While positive voltage causes the liquid metal to expand, negative voltage makes it contract. If a small amount of liquid metal is placed inside a capillary, applying a small positive voltage causes the metal to flow into the capillary, while applying a small negative voltage causes the metal to withdraw. Such elongation and shortening of the liquid metal filament changes the antenna’s operating frequencies.
The researchers from North Carolina State University (NCSU) described the experiment in the latest issue of the Journal of Applied Physics.
Liquid electronics have interested researchers for many years, but there have been too many drawbacks previously to fully develop the technology.
"Using a liquid metal, such as eutectic gallium and indium that can change its shape, allows us to modify antenna properties more dramatically than is possible with a fixed conductor," explained Jacob Adams, co-author of the study and an assistant professor in the Department of Electrical and Computer Engineering at NCSU.
Although antenna properties can be reconfigured to some extent by using solid conductors with electronic switches, the liquid metal approach greatly increases the range over which the antenna's operating frequency can be tuned. "Our antenna prototype using liquid metal can tune over a range of at least two times greater than systems using electronic switches," Adams said.

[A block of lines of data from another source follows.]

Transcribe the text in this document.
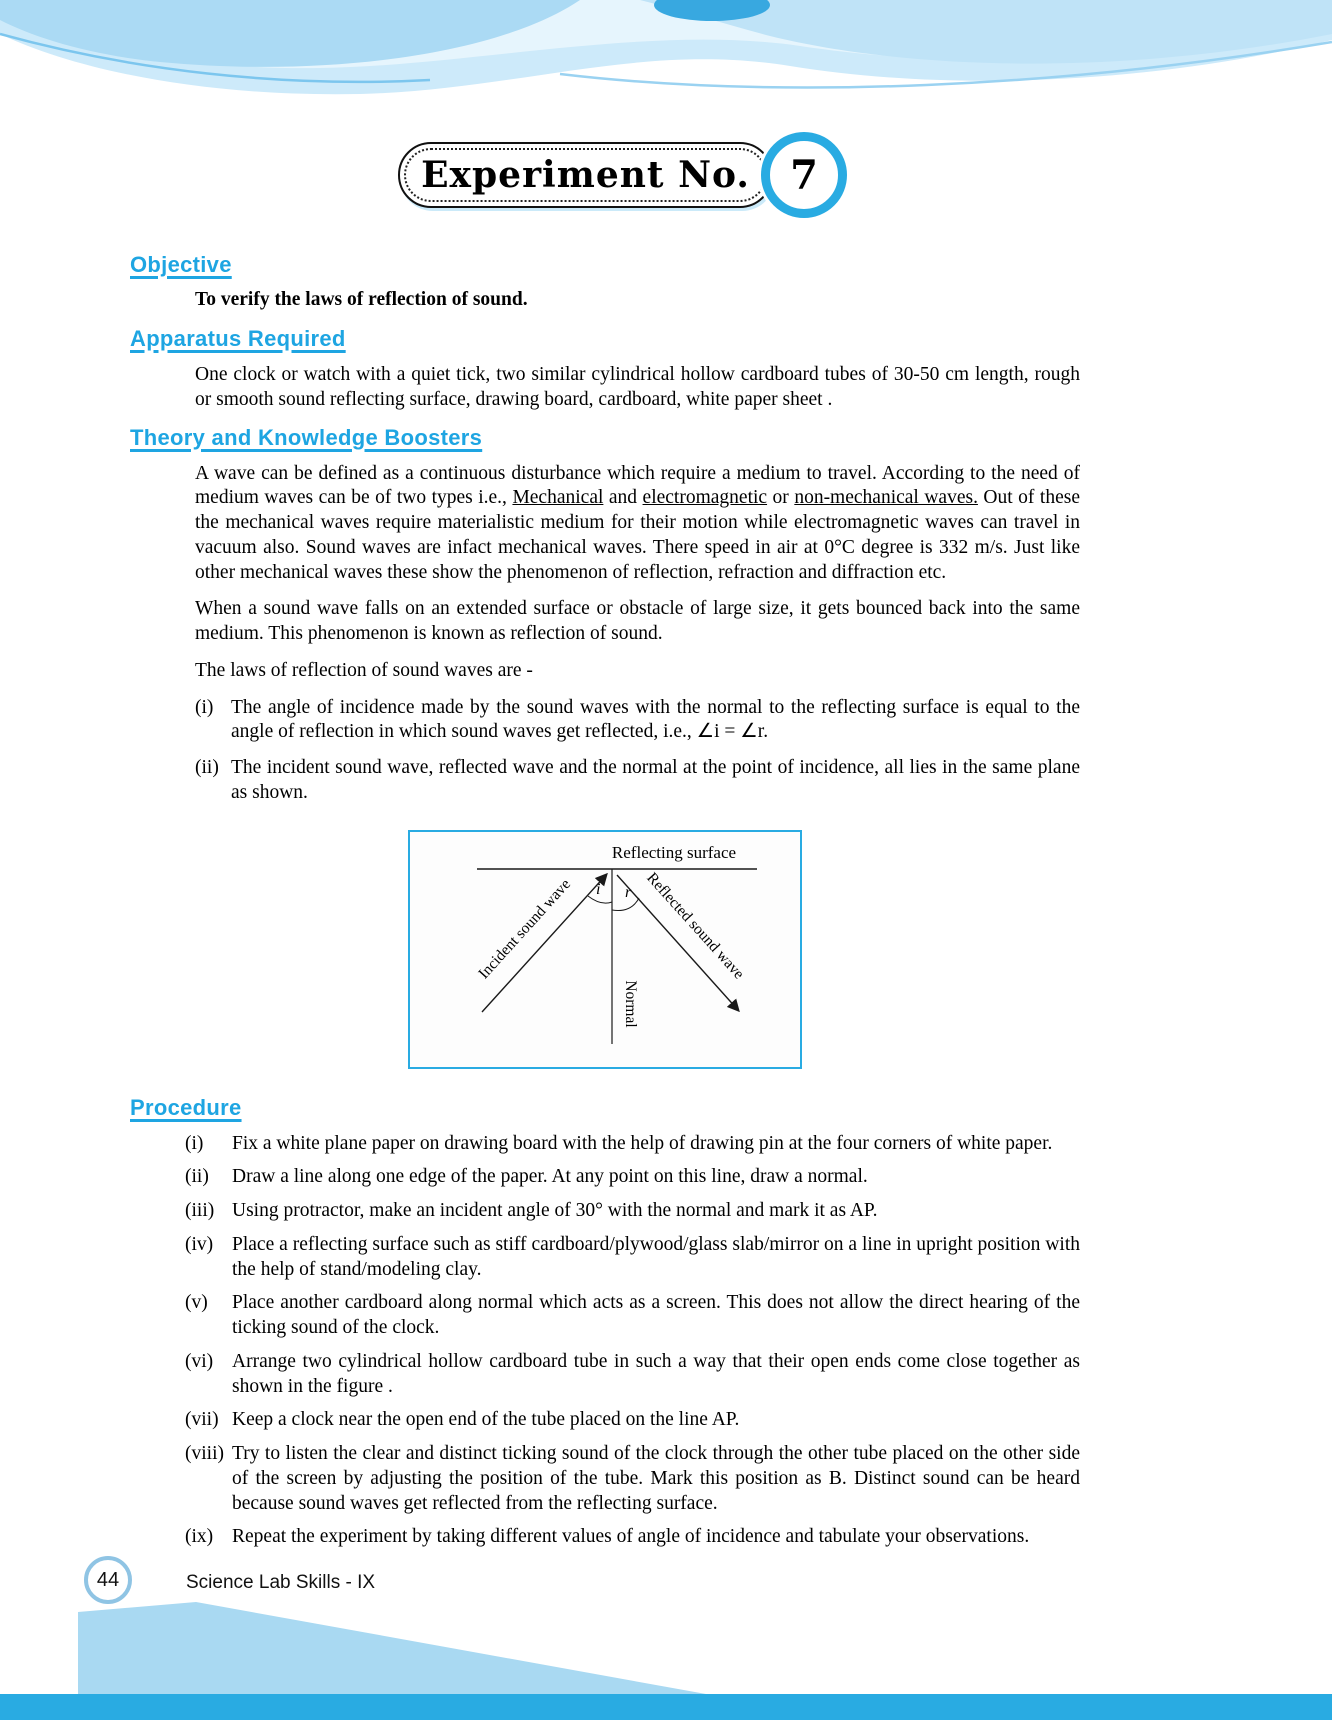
Experiment No. 7
Objective

To verify the laws of reflection of sound.

Apparatus Required

One clock or watch with a quiet tick, two similar cylindrical hollow cardboard tubes of 30-50 cm length, rough or smooth sound reflecting surface, drawing board, cardboard, white paper sheet .

Theory and Knowledge Boosters

A wave can be defined as a continuous disturbance which require a medium to travel. According to the need of medium waves can be of two types i.e., Mechanical and electromagnetic or non-mechanical waves. Out of these the mechanical waves require materialistic medium for their motion while electromagnetic waves can travel in vacuum also. Sound waves are infact mechanical waves. There speed in air at 0°C degree is 332 m/s. Just like other mechanical waves these show the phenomenon of reflection, refraction and diffraction etc.

When a sound wave falls on an extended surface or obstacle of large size, it gets bounced back into the same medium. This phenomenon is known as reflection of sound.

The laws of reflection of sound waves are -

(i) The angle of incidence made by the sound waves with the normal to the reflecting surface is equal to the angle of reflection in which sound waves get reflected, i.e., ∠i = ∠r.
(ii) The incident sound wave, reflected wave and the normal at the point of incidence, all lies in the same plane as shown.
Reflecting surface
i r
Incident sound wave	Reflected sound wave
Normal
Procedure
(i)	Fix a white plane paper on drawing board with the help of drawing pin at the four corners of white paper.
(ii)	Draw a line along one edge of the paper. At any point on this line, draw a normal.
(iii) Using protractor, make an incident angle of 30° with the normal and mark it as AP.
(iv) Place a reflecting surface such as stiff cardboard/plywood/glass slab/mirror on a line in upright position with the help of stand/modeling clay.
(v)	Place another cardboard along normal which acts as a screen. This does not allow the direct hearing of the ticking sound of the clock.
(vi) Arrange two cylindrical hollow cardboard tube in such a way that their open ends come close together as shown in the figure .
(vii) Keep a clock near the open end of the tube placed on the line AP.
(viii) Try to listen the clear and distinct ticking sound of the clock through the other tube placed on the other side of the screen by adjusting the position of the tube. Mark this position as B. Distinct sound can be heard because sound waves get reflected from the reflecting surface.
(ix) Repeat the experiment by taking different values of angle of incidence and tabulate your observations.
44	Science Lab Skills - IX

The researchers hope the device could find its way into many possible applications, including mobile phones.
"Mobile device sizes are continuing to shrink and the burgeoning Internet of Things will likely create an enormous demand for small wireless systems," Adams said. "As the number of services that a device must be capable of supporting grows, so too will the number of frequency bands over which the antenna and RF front-end must operate. This combination will create a real antenna design challenge for mobile systems because antenna size and operating bandwidth tend to be conflicting trade-offs."
Tuneable antennas could be miniaturised and adapted to correct for near-field loading problems, for example.
According to Adams, liquid metal systems provide a larger range of tuning than conventional reconfigurable antennas and the same approach can be applied to other components such as tuneable filters.
The researchers will now focus on improving the efficiency and speed of the antenna reconfiguration. Eventually, they hope, it will be possible to gain greater control over the shape of the liquid metal, possible creating two-dimensional capillaries and surfaces of nearly any desired antenna shape.